In my head the worddungeonalways conjured up either a dimly lit maze or something that came out of a LitRPG, but the dungeon of the Eagle Roost was nothing like that.

It looked like the rest of the Eagle Roost, ancient, foreboding, impenetrable, a wide hallway lit by lanterns, its floor swept clean and its thick stone walls free of grime. On our left, rows of cells ran the length of the hallway, guarded by solid iron bars, cages to contain human evil. On our right, narrow windows let the inmates glimpse a bit of the sky. A little hope was a terrible thing.

“Remember his power. Do not allow yourself to be hurt,” Jenicor said.

“I will not.”

The day of the audience with the Sun Margrave, I had made it all the way home, and fifteen minutes after I walked through the door, a carriage bearing the Sun Margrave’s standard arrived with the Sun Margrave’s second-in-command. Colart Jenicor had formally asked for my help. I’d climbed into the carriage and had yet to get home.

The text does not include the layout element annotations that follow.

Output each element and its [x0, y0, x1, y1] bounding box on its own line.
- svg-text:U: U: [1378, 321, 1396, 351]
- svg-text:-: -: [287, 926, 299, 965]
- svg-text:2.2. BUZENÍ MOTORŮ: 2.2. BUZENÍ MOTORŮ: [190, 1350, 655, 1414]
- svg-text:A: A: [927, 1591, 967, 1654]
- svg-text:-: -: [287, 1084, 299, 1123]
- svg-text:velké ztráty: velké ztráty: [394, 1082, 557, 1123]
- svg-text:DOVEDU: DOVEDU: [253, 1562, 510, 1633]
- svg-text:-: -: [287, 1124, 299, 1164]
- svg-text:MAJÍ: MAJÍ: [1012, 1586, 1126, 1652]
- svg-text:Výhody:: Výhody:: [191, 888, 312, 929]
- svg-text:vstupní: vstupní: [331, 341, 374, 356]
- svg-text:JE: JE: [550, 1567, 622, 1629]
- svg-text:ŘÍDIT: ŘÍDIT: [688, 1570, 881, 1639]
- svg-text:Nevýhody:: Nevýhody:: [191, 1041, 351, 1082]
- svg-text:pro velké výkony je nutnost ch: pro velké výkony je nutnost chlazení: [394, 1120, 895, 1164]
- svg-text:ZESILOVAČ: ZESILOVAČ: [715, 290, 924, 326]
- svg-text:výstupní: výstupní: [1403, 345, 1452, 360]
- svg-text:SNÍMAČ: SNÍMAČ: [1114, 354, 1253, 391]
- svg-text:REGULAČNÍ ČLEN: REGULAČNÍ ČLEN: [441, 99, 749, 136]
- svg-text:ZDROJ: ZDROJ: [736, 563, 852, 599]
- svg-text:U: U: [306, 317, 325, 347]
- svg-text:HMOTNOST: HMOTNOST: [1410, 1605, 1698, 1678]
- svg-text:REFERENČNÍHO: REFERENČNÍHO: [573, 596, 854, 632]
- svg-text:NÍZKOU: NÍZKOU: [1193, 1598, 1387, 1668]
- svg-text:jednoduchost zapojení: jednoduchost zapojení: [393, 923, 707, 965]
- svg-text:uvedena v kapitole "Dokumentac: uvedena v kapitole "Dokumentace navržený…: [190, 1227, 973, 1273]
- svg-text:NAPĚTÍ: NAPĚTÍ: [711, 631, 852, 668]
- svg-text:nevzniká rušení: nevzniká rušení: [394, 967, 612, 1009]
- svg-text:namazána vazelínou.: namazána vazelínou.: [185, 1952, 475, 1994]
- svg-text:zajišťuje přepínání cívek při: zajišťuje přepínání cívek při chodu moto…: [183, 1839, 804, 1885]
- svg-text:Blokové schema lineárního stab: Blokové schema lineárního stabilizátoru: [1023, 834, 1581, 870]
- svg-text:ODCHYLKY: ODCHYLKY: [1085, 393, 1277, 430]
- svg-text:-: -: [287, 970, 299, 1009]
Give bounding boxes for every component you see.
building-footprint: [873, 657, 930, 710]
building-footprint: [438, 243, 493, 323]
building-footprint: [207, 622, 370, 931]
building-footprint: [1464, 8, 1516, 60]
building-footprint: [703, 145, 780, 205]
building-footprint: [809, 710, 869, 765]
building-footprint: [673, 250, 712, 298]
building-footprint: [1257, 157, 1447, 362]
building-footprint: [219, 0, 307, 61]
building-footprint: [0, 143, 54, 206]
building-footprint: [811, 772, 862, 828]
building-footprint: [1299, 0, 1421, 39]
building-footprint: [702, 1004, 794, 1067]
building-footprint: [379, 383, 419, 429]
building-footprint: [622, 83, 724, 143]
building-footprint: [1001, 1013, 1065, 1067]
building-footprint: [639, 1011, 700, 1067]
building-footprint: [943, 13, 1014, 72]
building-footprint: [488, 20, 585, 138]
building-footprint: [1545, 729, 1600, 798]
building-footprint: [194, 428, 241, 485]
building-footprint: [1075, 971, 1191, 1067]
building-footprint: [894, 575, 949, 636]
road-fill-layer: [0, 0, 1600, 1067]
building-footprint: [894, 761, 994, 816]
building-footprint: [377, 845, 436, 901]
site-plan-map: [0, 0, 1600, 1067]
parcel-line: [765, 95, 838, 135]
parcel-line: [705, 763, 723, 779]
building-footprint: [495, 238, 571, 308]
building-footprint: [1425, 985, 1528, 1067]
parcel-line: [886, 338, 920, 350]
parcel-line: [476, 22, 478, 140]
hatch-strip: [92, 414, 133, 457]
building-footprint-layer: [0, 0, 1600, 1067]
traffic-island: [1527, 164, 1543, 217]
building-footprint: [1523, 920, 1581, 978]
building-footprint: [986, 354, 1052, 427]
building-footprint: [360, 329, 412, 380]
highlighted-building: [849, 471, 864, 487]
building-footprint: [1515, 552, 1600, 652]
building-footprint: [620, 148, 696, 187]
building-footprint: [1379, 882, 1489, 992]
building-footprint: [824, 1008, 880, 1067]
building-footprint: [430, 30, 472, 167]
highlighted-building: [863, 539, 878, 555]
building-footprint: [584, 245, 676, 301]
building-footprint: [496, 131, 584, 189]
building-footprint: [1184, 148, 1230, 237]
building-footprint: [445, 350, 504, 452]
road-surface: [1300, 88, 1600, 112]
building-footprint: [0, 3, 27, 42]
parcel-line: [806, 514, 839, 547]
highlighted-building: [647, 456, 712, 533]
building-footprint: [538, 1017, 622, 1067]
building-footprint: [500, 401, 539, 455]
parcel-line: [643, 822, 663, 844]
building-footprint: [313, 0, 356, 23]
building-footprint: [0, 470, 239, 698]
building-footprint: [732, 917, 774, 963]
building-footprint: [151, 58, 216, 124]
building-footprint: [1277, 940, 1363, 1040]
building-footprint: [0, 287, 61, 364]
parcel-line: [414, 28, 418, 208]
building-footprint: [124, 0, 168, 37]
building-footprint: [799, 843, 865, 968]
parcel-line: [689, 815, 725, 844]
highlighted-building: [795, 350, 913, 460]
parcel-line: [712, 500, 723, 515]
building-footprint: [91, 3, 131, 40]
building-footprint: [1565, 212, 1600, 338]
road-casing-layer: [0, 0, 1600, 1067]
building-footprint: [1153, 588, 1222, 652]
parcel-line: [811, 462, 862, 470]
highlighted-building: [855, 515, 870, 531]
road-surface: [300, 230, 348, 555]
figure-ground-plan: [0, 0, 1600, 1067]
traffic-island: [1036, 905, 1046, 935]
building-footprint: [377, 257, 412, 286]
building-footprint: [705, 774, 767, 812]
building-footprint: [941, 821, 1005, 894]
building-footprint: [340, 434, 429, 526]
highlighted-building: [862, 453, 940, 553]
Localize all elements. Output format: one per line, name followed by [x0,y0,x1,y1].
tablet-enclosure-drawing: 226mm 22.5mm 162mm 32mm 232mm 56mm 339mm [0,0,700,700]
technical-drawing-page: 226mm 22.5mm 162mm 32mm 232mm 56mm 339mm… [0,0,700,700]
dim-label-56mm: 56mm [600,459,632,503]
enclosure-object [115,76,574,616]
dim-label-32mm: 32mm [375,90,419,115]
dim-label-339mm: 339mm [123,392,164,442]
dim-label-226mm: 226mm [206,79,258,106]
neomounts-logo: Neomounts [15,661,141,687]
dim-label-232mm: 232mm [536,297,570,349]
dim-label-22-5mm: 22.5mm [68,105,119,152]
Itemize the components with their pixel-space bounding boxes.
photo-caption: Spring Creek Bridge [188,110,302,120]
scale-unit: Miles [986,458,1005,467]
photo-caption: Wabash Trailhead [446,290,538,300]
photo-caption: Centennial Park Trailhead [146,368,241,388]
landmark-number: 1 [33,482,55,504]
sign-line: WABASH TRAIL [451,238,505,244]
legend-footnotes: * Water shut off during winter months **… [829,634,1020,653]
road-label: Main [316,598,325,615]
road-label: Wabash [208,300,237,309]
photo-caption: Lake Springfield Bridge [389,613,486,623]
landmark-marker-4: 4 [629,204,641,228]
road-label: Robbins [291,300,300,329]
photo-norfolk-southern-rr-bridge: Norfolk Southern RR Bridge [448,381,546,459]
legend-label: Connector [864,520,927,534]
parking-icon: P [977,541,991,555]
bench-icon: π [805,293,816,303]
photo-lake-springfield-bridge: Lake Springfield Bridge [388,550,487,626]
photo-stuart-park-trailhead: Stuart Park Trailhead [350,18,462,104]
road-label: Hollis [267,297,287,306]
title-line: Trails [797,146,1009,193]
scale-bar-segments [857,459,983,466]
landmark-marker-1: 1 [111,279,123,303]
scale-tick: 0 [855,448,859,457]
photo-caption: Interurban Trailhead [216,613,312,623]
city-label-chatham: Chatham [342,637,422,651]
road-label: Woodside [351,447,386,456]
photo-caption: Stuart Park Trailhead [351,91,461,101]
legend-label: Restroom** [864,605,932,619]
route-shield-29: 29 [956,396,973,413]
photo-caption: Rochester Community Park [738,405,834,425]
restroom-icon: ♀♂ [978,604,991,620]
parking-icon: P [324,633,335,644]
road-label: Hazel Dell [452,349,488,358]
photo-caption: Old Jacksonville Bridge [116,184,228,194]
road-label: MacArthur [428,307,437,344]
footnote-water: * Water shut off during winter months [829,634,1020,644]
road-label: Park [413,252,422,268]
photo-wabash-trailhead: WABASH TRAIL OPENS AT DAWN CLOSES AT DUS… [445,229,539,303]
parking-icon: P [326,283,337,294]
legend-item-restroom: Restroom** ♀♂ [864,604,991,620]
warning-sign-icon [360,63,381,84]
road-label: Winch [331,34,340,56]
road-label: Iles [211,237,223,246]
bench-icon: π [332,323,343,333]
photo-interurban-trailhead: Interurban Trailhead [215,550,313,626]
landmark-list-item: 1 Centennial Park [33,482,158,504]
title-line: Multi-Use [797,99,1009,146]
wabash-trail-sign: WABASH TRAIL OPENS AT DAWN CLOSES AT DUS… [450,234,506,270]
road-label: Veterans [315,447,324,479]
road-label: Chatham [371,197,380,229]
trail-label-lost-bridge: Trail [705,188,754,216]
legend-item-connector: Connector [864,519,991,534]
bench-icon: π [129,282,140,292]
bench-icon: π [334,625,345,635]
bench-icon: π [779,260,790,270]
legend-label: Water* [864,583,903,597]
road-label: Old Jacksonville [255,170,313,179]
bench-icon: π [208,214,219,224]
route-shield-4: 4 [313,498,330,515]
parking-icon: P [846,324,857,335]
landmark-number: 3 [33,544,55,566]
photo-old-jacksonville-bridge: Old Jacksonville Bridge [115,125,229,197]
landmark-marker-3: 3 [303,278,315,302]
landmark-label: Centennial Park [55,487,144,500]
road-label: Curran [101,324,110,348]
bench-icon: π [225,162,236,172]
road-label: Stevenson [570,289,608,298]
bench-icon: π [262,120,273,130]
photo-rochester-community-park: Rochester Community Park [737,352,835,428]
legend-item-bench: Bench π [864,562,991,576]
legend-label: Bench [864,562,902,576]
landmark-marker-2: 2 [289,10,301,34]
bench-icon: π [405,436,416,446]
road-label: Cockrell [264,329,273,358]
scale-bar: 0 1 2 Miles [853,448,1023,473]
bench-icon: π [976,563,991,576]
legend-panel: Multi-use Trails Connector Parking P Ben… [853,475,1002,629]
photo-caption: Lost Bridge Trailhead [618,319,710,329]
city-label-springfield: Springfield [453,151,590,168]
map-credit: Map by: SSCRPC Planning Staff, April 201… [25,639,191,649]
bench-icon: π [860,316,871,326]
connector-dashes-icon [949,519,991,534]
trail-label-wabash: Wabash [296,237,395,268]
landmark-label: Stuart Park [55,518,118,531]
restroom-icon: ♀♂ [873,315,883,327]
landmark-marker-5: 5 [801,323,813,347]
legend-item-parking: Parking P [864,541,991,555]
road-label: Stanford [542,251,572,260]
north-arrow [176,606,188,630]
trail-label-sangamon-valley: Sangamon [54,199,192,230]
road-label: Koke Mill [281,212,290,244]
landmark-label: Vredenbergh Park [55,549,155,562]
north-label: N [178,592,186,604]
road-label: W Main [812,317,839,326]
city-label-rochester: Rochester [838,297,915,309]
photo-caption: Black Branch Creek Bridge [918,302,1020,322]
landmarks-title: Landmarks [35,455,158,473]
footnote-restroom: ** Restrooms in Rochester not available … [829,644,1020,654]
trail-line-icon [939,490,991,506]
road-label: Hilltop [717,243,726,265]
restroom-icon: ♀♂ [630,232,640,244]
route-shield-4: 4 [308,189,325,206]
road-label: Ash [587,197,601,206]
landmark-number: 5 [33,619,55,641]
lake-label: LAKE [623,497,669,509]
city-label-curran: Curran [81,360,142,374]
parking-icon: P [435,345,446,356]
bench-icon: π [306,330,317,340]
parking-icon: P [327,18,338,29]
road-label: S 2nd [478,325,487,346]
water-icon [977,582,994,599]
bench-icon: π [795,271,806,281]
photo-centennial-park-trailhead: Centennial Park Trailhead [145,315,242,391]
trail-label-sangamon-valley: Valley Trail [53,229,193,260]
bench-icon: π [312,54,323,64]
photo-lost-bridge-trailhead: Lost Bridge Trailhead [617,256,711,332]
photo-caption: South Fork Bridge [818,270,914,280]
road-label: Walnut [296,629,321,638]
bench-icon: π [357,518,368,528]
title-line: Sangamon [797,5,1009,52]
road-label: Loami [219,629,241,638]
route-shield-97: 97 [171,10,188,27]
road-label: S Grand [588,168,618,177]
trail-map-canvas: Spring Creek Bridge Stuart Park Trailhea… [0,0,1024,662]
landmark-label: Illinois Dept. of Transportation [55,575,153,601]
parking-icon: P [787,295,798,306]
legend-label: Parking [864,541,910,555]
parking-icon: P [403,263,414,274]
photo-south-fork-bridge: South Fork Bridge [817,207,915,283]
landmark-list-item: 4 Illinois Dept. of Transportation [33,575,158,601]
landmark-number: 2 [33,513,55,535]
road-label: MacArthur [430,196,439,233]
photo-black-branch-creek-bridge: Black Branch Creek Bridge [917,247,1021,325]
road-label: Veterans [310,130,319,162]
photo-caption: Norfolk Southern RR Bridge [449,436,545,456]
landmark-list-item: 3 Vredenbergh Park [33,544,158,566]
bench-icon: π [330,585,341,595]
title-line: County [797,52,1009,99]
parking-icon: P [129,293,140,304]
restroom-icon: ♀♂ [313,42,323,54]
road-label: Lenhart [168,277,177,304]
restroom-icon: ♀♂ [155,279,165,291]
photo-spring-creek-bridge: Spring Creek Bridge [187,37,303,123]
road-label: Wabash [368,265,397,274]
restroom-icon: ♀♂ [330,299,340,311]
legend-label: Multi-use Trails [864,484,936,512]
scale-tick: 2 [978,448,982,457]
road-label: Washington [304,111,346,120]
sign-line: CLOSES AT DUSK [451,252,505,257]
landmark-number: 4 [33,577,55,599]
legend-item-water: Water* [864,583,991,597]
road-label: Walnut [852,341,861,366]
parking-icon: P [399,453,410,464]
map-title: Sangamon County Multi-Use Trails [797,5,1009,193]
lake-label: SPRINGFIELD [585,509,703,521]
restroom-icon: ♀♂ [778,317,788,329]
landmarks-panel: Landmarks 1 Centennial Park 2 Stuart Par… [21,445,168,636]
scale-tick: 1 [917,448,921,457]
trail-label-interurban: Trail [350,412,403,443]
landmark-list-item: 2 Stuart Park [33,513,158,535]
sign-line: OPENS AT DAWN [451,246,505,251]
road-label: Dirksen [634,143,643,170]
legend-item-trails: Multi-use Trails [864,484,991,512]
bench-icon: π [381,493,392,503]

Ulmar Hreban was arrested the following day on an emergency warrant signed by Sauven himself.

The opening of the High Court’s session had to go forward. It was a massive public event, a celebration that had happened for twenty-five years, ever since Jenicor announced the case against Ralinbor’s widow and the High Court unanimously sentenced her to death. Tomorrow the Sun Margrave had to ascend the steps of the Eagle Roost escorted by three squires. Surrounding him with an escort of armored knights would send all sorts of wrong signals about the stability of Sauven’s reign.

Worse, I didn’t find a contract with Cai’s name on it. That meant that Hreban had hired his replacement assassin via ordinary means. If Cai failed tomorrow, he would face no magical repercussions. He would survive that failure.

Cai of Sunder always made his kill. If tomorrow didn’t work out, he would bide his time and kill Jenicor later. We couldn’t take that chance.

The Justice Chamber had interrogated Hreban for two days, trying to squeeze the location of the assassin out of him, but he revealed nothing. I was their last chance. It was a very long shot.

Ahead the knight stopped and raised her torch.

“Take care with your heart,” the Sun Margrave said.

“I will.”

I walked to the cell. The Sun Margrave and his escort retreated to one end of the hallway, out of earshot. The knight who escorted me thrust the torch into a holder on the wall, between the lanterns, and walked to the other end of the hallway. There was twenty yards of open space on both sides of me.

In the cell, Ulmar Hreban sat on the stone floor, stripped of his finery, wearing a plain tunic and pants with simple sandals on his feet. But the expression on his face was still the same. Pouty, arrogant, the man who expected his due.

I sat on the floor by the bars well out of his reach. We looked at each other.

“You’re wondering how you ended up here,” I told him. “It was me.”